A família Ferreira, há 70 anos, também mantém a tradição de todos os anos comemorarem a Festa de São João. Antes de adquirirem as terras da Fazenda Babilônia, o evento era realizado na antiga fazenda da família.


Casarão foi refúgio em confronto entre Carvalhinho e Morbeck 

Foto: Chaiani Rosso

A Fazenda São Bento abriga também outro casarão importante para a história de Santa Rita do Araguaia. O local não tem uma data certa para sua construção, mas há registros do casarão em citações de cartas da família já em 1905. 

A história que pode ser contada com mais precisão é datada a partir de 1923, quando o casarão foi reformado pelo senhor Joaquim Camarada, que comprou este local e efetuou uma reforma que mantinham as características originais. Ainda hoje o casarão e a Fazenda São Bento são de posse da mesma família que a adquiriu em 1923. 

Mesmo depois de um século a estrutura ainda é preservada, com o mesmo madeiramento, o material usado na construção das paredes, o telhado e até mesmo o calçamento de pedra. Segundo informações do genro de seu Joaquim Camarada, Espírito Santo Ferreira de Andrade, na época da reforma todo material foi trazido até o local com carros de boi, o meio de transporte mais comum desta época. 

O casarão da Fazenda São Bento se mostra de alta relevância para a história dos dois municípios por ser uma das primeiras da região e também por guardar parte da história da guerra conhecida como revolução dos Carvalhinhos e Morbeck, duas famílias que se enfrentaram por interesses políticos e garimpeiros. 

Na época da guerrilha muitas famílias se refugiaram neste casarão, temendo ataques nas cidades. Essa revolução aconteceu por volta de 1920, nas proximidades do Rio Garças e Rio Araguaia.


Primeiro casarão de alvenaria de Santa Rita continua preservado 

Foto: Chaiani Rosso

O primeiro casarão de alvenaria construído no município goiano de Santa Rita do Araguaia foi arquitetado por José Estevão de Melo. A construção foi erguida na propriedade da atual Chácara Santa Rita em 1885, e serviu como sede para exploração do garimpo nos rios da região, especialmente o Rio Araguaia. 
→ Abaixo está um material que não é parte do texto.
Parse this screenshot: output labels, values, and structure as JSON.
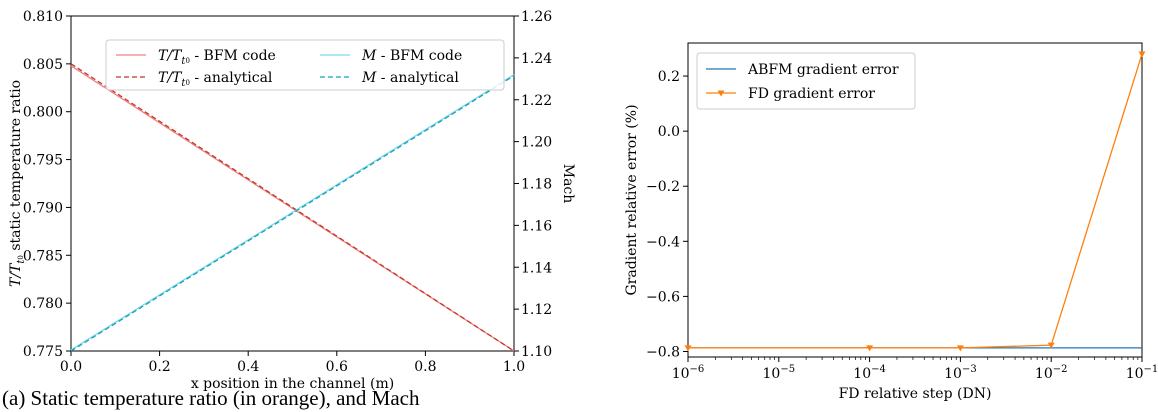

A família do Senhor José Estevão foi a primeira a explorar a região, seguidos posteriormente pela família Salgueiro. Até então a fazenda estendia suas fronteiras até a Serra da Urtiga, a aproximadamente 35 km do atual centro da cidade. 

A atual área do território do município goiano se deve a doação de terras do senhor José Manoel Vilela e sua esposa Leocádia Perpétua de Silvéria, fazendeiros e residentes em Jataí – GO. Os dois mil hectares de terra doados foram responsáveis pela formação do patrimônio de Santa Rita do Araguaia. A doação não foi por acaso. A região era cobiçada pelo potencial econômico voltado ao garimpo e a bovinocultura. 

A história apresentada por descendentes da família conta que a casa ainda foi construída com o auxílio de escravos. As telhas do casarão, que perduram ao tempo e ainda hoje podem ser encontradas no galpão da casa, foram feitas nas coxas dos escravos, tornando-as irregulares, umas maiores que as outras. 

Fato interessante é que o ditado popular “feito nas coxas”, para expressar algo que não está bom, irregular e sem padrão surgiu justamente pelo fato de no período colonial as telhas das construções em sua maioria serem feitas nas cochas, sem um molde perfeito, os que as tornavam irregulares e disformes.